Okay, this is my heart project and I’m going to make it very true to myself and consistent with my beliefs and my artistic sensibilities.  Maybe someone will make it, maybe someone won't, but I will feel good writing it and then I’ll finish that and then I’ll write a vampire movie.  And so, one for me, one for them and you can write a screenplay quickly enough that that is an acceptable way to go through your professional like.  You can get through year after year like that. 

Question:
What current trends in moviemaking do you dislike?

Danny Rubin: It does seem that it’s all about style.  There's very little substance.  It’s telling the same old stories, but with a new kind of visual panache and that’s okay, but that’s seems to - it’s like candy and that seems to be the tendency.  Not to even attempt anything more ambitious content-wise, but they're always trying new ambitious things in terms of style.  So, that’s kind of fun, but I’m tired of it and kind of like many people, growing cynical about movies and would like to see more movies of substance that have stories to tell that affect my life in some way.

Question: What are common mistakes of novice screenwriters?

Danny Rubin:
The biggest mistake is over-reliance on dialogue.  They remember their favorites lines and come into the enterprise thinking that it’s about writing lines of dialog for the actors when, in fact, it’s really about the structure.  It’s about setting up the visual scene.  It’s about putting the scenes together in what order actually tells the story and really taking advantage of the visual medium and the dialog often comes after that.  It’s - the beginning writer will rely very heavily on dialog to give you all the information you need.  So, characters are constantly telling each other things.  “I think this, I intend that, I like that.” 

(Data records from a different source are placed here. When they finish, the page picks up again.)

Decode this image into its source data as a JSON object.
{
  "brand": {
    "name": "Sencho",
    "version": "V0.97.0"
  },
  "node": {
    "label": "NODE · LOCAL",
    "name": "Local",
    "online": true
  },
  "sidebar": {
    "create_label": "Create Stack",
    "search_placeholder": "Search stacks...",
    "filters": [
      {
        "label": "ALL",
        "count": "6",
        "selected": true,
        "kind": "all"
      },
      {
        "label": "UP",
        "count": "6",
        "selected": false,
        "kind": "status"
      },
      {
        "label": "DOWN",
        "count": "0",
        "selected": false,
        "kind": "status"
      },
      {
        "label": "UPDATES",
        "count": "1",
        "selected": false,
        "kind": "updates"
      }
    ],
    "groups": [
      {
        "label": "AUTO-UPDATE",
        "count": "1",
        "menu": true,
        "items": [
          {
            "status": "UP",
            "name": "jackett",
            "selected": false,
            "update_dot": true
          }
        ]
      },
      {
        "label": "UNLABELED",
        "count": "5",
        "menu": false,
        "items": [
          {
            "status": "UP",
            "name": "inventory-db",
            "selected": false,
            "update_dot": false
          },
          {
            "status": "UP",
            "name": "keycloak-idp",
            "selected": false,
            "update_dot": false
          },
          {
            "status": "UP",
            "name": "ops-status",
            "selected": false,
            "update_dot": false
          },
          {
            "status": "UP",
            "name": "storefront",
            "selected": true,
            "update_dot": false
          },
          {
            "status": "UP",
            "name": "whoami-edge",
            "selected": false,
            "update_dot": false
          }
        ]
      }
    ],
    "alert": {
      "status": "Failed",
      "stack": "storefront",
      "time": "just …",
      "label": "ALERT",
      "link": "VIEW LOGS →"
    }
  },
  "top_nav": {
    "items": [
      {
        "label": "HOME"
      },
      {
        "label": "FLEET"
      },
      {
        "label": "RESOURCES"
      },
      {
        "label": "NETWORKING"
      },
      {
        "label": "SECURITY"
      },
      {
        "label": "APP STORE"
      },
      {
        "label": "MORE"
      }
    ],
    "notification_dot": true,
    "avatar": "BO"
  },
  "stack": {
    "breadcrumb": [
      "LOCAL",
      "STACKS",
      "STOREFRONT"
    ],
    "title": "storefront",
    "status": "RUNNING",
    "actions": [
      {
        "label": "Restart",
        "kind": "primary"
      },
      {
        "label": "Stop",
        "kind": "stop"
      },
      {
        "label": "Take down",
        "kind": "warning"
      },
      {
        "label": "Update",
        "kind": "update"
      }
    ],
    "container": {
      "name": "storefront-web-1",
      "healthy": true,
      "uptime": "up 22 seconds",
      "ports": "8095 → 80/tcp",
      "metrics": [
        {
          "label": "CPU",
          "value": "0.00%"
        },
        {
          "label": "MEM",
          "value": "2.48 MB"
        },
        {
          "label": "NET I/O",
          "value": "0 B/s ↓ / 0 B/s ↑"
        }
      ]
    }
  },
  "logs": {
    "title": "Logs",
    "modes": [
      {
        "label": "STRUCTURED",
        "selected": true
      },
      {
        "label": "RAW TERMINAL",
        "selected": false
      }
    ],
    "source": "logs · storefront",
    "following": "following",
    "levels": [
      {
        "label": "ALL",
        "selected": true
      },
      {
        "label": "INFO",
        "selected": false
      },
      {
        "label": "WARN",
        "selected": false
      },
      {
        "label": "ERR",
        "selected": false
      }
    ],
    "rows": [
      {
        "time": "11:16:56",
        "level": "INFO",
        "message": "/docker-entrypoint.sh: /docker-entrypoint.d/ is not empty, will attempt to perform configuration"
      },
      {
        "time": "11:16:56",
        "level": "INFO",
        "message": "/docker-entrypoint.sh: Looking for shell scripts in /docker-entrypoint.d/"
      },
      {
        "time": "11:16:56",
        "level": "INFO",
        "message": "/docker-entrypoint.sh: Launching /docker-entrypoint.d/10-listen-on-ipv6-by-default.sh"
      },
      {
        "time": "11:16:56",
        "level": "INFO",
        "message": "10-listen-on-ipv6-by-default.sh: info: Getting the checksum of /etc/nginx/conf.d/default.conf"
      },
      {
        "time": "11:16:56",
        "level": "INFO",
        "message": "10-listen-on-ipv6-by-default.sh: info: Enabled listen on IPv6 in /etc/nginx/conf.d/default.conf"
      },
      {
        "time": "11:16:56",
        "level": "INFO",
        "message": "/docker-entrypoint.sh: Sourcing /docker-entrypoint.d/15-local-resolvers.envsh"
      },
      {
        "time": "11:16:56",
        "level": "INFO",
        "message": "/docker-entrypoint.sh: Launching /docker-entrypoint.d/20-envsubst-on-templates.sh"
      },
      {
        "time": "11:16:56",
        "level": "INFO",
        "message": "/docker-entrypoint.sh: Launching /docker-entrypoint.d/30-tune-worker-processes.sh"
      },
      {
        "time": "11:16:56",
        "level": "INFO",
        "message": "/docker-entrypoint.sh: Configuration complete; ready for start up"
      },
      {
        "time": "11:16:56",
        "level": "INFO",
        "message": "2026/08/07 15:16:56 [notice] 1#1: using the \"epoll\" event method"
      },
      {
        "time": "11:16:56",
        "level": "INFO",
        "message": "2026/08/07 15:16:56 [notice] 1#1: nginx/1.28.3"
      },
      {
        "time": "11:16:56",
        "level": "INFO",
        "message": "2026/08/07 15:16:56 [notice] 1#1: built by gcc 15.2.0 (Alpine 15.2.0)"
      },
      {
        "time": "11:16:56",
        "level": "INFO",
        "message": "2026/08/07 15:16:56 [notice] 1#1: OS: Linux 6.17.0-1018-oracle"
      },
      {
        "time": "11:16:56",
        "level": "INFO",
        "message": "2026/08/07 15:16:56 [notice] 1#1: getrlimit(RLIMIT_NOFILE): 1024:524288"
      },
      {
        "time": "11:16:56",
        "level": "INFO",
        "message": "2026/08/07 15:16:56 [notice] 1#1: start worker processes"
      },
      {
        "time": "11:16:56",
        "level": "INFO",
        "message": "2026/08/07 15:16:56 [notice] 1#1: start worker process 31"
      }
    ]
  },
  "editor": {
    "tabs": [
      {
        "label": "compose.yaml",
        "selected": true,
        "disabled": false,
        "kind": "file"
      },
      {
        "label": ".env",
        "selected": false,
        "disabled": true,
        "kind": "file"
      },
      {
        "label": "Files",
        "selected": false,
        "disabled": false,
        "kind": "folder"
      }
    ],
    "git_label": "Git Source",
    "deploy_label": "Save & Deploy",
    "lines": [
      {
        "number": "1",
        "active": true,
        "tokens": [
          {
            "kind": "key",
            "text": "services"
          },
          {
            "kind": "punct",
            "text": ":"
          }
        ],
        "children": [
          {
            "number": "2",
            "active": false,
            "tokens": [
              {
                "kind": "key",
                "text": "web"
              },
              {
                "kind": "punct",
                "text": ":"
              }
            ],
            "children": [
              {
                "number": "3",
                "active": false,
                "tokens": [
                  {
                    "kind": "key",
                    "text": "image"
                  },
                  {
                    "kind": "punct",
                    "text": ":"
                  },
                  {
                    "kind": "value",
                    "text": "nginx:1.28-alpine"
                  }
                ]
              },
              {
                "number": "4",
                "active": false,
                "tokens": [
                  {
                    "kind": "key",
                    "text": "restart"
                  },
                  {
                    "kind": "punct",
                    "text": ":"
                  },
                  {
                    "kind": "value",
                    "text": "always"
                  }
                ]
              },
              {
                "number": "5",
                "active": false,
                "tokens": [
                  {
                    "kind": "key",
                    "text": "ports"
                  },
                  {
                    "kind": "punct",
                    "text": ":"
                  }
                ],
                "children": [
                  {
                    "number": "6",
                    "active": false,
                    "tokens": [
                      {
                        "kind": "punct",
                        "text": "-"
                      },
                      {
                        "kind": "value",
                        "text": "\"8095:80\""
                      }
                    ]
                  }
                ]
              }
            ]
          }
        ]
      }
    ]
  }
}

Where it’s much better to find a visual way to get that idea across.  It’s more elegant and it’s more filmic and it’s very, very obviously amateurish to an experienced writer to look at a screenplay that is all reliant on dialog.

Question: Does the development process tend to help or hurt a script?

Danny Rubin:
  In my experience, I’ve spent a lot of time in development on various projects and I’ve seen screenplays get worse and I’ve seen them get better and it’s the structure is the thing that usually has to change and when you change the structure you wind up having to change everything else too because what would happen in a scene changes, so the dialog changes.  Everything does. 

Sometimes it winds towards the juicy center and the notes you're getting are helping it become the screenplay it need to become.  But, there's some point where it becomes like a hail Mary and it just has become very jumbled and messed up and mixed up themes and different peoples’ stories and you wind up with everybody looking at it.  It’s not just you anymore.  It’s you and a room full of people and everybody has a different opinion and sometimes they just say, “Well, try this,” because they just don’t know and then you realize the project is gone.  It’s somehow gotten away from everybody.

And that’s not unusual and it’s not too hard for that to happen and it’s not really the fault of anybody.  I found that development executives and producers are actually very smart and although there are have been many, many stupid and clueless and difficult and impossible notes I’ve gotten that I had to somehow solve, more often the notes are quite good and make a lot of sense and have been helpful.

Question: What’s the worst advice you’ve ever been given as a screenwriter?

Danny Rubin:
I don’t know.  I don’t know that I can think of anything.  Quit?  Give up?